Jakarta (ANTARA News) - Kementerian Luar Negeri masih berupaya untuk mendapatkan akses kekonsuleran untuk Siti Aisyah yang saat ini ditahan oleh Polisi Diraja Malaysia karena diduga terlibat dalam pembunuhan Kim Jong-Un.

"Permintaan akses kekonsuleran itu akan dilakukan terus-menerus, mudah-mudahan dalam beberapa waktu ini akses tersebut sudah dapat kita peroleh," kata Menteri Luar Negeri (Menlu) Retno Marsudi di Kantor Presiden Jakarta, Rabu.

Siti Aisyah adalah terduga pelaku pembunuh abang tiri pemimpin Korea Utara, Kim Jong-un, Kim Jong-Nam. Kim Jong-Nam tewas pada 13 Februari 2017 di Bandara Internasional Kuala Lumpur (KLIA) setelah diserang dua orang perempuan.

Kepolisian Malaysia lalu menangkap empat orang. Mereka adalah dua perempuan yang terekam dalam kamera bandara yaitu Doan Thi Huong, warga Vietnam pada 15 Februari dan Siti Aisyah Warga Negara Indonesia (WNI) pada 16 Februari. Dua orang lagi, Muhammad Farid bin Jalaluddin adalah warga Malaysia teman dekat Aisyah dan Ri Jong-chol, warga Korea Utara.

"Karena akses kekonsuleran ini sangat penting artinya bagi kita untuk memberikan perlindungan kepada warga negara kita. Akses konsuler ini sudah kita mintakan tapi sampai sekarang belum diberikan pemerintah Malaysia," tambah Retno.

Retno mengaku pada 20 Februari 2017 pada sela-sela ret-reat para menteri luar negeri ASEAN, sudah ada pertemuan trilateral antara Menlu Indonesia, Menlu Malaysia Dato Sri Anifah Aman, dan Menlu Vietnam PB Minh.

"Di situ kita membahas mengenai masalah kasus ini dan saya secara langsung meminta kembali (akses kekonsuleran) karena sebelumnya baik melalui nota diplomatik maupun komunikasi-komunikasi saya dengan Menlu Malaysia meminta kembali akses kekonsuleran untuk WNI kita dan permintaan yang sama juga dilakukan oleh Menlu Vietnam sehingga Malaysia paham sekali adanya permintaan tersebut," tambah Retno.

Namun pemerintah Malaysia belum dapat memberikan akses itu dengan alasan ada penambahan masa investigasi selama 7 hari lagi karena belum begitu banyak barang bukti yang diperoleh pada 7 hari awal.

"Tapi kita tidak menunggu sampai 7 hari lagi baru meminta lagi.

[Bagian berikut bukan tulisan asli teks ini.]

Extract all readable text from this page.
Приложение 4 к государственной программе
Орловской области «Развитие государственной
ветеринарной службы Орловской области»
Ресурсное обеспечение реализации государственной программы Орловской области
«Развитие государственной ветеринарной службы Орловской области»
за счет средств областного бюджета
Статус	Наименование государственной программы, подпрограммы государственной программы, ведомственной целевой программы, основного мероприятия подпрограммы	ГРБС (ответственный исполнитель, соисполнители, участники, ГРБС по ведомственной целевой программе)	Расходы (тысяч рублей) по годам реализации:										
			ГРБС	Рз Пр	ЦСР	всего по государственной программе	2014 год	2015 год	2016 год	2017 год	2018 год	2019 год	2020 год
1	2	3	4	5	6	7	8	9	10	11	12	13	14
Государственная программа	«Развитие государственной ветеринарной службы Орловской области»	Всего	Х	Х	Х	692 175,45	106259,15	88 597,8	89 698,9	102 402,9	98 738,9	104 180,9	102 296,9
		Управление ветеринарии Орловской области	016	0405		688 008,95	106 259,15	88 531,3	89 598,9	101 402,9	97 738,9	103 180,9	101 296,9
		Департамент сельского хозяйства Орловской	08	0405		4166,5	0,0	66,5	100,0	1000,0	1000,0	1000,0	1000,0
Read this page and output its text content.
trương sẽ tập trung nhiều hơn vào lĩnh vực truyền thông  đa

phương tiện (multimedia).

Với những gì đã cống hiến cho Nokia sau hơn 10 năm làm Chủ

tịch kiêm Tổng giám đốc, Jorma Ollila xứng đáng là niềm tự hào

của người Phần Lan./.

Saya sudah ulang lagi permintaan tersebut. Dari KBRI selain fungsi konsuler yang berjalan maka kita sudah menyiapkan retainer lawyer yang siap kapan pun untuk mendampingi. Tentunya hukum negara setempat itu harus dihargai dan dihormati tapi kita hanya ingin memastikan hak-hak hukum warga negara kita tidak terkurangi itu saja," tegas Retno.

Menurut Retno, Kemlu sudah memiliki aturan yang jelas dalam upaya perlindungan Warga Negara Indonesia.

"Apabila ada WNI yang mengalami masalah termasuk masalah yang terkait hukum di luar negeri maka fungsi perlindungan kita mulai berjalan. Dari sejak awal kita mengalami informasi terjadinya kasus tersebut maka yang pertama kali kita lakukan adalah melakukan komunikasi untuk mendapatkan informasi apa benar itu WNI dan pada saat yang sama kita juga melakukan verifikasi data kita dengan imigrasi dengan kedutaan kita di Malaysia," jelas Retno.